And here things may go terribly wrong: males obsessed with demonstrating their technical powers to the world may do so in horrible ways. They become eager to belittle others, especially publicly:
“You don’t know anything! You suck at this!”
Threats or actual violence may follow. They do not question the rightness of their actions; “I’m the best” is all that matters. This kind of thinking is common in certain sectors of the business world, for instance, where climbing the ladder means stepping on the hands of those below, whether they be colleagues or customers.
The foulest historical example perhaps comes from Nazi Germany, where a long tradition of excellence in mechanical and civil engineering warped itself into the most efficient death camps for Jews, homosexuals, and other “undesirables.”

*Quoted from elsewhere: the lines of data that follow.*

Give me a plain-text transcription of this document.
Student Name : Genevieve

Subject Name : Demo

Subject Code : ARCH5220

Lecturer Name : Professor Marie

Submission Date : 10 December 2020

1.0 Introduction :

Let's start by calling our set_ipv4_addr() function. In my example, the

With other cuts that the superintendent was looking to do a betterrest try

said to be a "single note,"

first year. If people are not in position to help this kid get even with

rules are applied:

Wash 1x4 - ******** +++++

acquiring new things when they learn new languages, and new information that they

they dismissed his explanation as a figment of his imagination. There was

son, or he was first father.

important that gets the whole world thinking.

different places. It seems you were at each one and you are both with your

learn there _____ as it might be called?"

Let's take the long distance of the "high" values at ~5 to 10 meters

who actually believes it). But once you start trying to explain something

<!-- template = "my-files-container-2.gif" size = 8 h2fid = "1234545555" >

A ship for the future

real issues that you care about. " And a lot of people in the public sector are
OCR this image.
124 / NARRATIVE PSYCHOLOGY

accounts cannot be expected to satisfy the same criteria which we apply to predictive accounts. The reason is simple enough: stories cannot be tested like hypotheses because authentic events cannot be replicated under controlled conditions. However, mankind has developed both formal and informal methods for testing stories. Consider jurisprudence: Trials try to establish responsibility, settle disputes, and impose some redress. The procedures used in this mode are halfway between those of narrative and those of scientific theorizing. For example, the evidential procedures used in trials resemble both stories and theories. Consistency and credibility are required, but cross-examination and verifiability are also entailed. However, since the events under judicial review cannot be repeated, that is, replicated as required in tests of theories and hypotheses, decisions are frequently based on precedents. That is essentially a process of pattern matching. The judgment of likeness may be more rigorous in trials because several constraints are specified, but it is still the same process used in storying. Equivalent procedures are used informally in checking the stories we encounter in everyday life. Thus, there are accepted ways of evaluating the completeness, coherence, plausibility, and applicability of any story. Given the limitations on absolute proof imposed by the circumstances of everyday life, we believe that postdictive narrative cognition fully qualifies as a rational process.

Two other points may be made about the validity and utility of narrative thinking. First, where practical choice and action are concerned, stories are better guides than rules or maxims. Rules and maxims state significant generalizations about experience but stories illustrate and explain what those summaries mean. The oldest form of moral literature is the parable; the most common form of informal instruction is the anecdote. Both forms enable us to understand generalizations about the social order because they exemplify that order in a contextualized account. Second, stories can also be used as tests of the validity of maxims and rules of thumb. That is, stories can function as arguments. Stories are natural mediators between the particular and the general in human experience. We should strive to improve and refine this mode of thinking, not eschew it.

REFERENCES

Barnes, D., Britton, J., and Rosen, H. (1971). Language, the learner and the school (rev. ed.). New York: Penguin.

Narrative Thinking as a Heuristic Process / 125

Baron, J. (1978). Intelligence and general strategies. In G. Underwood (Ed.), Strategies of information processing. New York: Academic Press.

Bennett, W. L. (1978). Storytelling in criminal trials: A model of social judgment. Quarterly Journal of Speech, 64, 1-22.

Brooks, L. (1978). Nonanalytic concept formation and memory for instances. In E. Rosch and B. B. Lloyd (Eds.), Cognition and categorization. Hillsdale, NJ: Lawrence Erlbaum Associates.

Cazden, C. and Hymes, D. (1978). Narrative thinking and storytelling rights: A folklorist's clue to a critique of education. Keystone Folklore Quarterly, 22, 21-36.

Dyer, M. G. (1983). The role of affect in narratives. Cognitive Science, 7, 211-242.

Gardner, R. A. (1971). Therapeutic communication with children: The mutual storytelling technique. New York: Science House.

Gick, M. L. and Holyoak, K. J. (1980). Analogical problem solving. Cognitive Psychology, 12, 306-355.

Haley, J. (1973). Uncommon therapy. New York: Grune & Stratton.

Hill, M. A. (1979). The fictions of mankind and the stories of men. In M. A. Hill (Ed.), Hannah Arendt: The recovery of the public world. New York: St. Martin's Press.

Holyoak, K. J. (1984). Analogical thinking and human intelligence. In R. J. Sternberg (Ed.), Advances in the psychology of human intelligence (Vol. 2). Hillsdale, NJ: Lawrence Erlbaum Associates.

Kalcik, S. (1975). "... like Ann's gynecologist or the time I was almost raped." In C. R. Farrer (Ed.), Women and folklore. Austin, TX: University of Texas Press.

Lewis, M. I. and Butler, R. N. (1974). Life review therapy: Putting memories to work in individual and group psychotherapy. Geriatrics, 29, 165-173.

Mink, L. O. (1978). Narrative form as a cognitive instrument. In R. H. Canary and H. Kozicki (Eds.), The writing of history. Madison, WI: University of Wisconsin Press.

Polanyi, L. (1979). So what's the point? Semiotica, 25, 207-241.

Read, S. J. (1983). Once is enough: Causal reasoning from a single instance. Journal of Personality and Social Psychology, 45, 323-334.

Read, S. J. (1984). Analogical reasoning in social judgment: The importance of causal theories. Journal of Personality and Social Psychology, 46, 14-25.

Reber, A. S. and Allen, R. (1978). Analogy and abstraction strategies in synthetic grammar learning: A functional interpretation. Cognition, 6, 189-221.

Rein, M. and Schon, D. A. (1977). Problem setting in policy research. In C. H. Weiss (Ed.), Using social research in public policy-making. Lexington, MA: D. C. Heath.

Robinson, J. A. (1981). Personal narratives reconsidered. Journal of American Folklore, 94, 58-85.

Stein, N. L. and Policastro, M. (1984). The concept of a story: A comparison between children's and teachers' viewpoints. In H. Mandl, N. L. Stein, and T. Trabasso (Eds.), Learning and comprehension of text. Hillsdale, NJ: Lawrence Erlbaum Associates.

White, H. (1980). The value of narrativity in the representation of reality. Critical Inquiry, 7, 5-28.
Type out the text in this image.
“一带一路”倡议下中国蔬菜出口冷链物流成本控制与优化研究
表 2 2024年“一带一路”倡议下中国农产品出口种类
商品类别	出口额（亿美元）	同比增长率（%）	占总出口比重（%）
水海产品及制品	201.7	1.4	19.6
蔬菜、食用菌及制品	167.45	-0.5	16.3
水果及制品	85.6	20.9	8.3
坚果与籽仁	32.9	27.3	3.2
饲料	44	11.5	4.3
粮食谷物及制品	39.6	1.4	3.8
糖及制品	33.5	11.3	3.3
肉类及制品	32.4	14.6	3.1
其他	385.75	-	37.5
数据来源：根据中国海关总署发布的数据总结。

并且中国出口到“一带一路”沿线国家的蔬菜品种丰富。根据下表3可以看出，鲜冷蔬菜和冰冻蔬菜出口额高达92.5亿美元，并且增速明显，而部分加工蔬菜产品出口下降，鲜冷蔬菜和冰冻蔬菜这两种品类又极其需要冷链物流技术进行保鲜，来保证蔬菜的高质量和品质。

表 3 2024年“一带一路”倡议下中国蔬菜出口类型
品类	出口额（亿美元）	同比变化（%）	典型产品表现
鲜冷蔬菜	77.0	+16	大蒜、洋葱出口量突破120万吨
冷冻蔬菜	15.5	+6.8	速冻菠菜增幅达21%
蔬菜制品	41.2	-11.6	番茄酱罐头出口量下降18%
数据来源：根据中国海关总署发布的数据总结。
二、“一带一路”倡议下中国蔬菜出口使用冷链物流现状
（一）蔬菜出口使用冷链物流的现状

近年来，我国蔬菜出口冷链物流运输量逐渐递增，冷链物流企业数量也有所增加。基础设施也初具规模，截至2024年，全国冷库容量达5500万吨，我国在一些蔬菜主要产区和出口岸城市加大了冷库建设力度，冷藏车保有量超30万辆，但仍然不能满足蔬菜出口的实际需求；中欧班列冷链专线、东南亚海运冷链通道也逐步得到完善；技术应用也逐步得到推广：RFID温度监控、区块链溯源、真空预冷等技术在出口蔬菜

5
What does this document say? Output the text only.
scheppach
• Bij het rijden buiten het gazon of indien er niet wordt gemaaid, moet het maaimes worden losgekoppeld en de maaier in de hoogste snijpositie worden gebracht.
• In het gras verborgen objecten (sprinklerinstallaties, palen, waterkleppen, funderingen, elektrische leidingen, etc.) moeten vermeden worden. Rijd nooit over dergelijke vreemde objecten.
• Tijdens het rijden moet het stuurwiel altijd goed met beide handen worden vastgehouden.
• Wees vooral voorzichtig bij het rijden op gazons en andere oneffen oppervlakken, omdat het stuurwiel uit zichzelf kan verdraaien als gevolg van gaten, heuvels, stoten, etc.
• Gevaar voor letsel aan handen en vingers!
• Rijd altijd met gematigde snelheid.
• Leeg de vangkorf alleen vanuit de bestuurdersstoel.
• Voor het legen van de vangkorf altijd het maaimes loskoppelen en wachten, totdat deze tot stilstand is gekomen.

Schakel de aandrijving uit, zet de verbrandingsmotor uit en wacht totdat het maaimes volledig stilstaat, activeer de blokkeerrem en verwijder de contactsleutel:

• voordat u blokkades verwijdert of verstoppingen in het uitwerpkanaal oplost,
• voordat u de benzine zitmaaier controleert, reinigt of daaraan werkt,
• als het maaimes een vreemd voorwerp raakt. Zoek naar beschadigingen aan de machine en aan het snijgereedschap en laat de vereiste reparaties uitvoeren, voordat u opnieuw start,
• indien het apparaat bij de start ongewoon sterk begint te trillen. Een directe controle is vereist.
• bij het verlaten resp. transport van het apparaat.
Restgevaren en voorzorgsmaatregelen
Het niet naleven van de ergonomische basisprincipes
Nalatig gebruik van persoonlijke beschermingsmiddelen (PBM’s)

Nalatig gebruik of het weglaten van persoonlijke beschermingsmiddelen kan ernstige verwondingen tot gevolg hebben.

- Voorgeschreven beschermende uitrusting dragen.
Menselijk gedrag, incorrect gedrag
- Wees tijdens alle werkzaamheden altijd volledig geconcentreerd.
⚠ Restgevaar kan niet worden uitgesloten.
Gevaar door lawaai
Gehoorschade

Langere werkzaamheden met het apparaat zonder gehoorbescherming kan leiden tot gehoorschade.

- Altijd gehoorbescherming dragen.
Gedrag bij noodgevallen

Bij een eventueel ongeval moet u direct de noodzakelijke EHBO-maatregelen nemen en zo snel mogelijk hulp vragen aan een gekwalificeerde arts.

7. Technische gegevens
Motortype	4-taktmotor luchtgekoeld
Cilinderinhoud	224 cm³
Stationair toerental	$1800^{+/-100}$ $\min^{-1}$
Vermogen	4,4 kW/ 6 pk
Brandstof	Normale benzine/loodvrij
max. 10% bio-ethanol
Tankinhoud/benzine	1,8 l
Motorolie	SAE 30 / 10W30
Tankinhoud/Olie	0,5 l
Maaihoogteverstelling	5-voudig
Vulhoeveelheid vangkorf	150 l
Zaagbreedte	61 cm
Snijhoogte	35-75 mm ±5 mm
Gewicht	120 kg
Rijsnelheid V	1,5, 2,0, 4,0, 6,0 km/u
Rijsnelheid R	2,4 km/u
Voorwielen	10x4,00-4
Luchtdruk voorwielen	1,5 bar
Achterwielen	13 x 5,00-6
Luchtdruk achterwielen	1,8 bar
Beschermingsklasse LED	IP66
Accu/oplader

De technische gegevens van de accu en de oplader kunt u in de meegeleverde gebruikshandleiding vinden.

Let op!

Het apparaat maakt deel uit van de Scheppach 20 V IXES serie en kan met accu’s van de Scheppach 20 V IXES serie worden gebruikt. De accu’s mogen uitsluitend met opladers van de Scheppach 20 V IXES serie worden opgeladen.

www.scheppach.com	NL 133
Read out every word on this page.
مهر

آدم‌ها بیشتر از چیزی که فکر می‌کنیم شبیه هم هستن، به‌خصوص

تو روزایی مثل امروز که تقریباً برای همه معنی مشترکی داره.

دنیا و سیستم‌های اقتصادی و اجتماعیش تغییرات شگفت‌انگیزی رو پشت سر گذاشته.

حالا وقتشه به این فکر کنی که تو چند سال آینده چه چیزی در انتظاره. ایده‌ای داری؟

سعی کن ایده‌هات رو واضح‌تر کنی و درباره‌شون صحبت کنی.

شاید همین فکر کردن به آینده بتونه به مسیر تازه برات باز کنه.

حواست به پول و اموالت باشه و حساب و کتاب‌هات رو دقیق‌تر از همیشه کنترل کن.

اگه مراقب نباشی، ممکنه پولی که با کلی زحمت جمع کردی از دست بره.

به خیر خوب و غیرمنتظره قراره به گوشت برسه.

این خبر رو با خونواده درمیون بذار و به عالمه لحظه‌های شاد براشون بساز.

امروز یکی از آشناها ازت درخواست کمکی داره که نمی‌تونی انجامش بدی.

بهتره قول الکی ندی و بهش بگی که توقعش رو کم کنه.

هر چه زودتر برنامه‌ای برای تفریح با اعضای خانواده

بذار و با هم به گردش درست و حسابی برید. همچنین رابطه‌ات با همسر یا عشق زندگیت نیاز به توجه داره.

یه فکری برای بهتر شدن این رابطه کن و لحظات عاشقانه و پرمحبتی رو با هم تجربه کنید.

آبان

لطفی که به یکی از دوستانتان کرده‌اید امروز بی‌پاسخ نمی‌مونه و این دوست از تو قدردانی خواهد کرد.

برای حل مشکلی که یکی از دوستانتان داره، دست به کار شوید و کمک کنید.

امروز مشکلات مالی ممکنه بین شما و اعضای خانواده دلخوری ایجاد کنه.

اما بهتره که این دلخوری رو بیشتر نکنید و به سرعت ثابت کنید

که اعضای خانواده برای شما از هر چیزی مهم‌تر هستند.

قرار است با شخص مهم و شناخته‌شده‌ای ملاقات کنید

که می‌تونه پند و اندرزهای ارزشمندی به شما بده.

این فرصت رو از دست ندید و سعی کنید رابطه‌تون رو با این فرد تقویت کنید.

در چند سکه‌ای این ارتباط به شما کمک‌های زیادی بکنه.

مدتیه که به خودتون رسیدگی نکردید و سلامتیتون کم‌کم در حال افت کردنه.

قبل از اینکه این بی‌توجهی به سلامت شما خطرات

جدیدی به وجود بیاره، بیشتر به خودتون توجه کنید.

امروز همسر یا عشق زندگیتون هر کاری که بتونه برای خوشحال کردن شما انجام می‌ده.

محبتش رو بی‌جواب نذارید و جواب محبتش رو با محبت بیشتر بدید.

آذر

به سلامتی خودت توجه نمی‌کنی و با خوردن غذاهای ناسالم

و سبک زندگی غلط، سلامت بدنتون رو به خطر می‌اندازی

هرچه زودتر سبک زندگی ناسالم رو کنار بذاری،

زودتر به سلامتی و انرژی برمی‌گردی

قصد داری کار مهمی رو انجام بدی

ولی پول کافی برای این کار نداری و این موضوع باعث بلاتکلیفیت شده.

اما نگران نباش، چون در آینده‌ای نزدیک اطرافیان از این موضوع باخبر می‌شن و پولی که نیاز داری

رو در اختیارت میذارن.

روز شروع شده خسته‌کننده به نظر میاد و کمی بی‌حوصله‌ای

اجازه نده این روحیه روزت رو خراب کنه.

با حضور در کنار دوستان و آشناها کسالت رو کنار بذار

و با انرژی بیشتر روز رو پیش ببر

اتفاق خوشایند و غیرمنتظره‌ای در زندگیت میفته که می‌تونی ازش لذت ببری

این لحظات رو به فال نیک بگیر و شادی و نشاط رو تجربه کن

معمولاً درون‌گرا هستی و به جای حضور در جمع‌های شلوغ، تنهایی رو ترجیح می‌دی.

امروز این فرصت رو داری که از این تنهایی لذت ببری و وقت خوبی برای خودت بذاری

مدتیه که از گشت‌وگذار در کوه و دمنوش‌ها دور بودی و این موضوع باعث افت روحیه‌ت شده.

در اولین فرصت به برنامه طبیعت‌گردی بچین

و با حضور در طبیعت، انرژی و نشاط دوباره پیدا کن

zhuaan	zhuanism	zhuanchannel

No, technical skill, too often practiced selfishly and blindly, is not the whole of intelligence. Getting along with other people is the greater measure. Learning to examine one’s own thoughts and feelings carefully, to communicate them effectively, to empathize with others, to compromise and collaborate — all of the skills mistakenly dismissed by boys, especially the most technically skilled, as “gay” or “for girls” — are essential for a happy and healthy life within a community of fellow humans.
Developing these abilities is far more difficult than mastering the electric guitar, or building a sports car, or crushing your opponent in an argument. In addition to expending your own time and effort in pursuit of your own desires, you must engage with the differing minds and needs of other people. Doing so does not make you less smart or less of a man; it is the only activity that gives you claim to either term.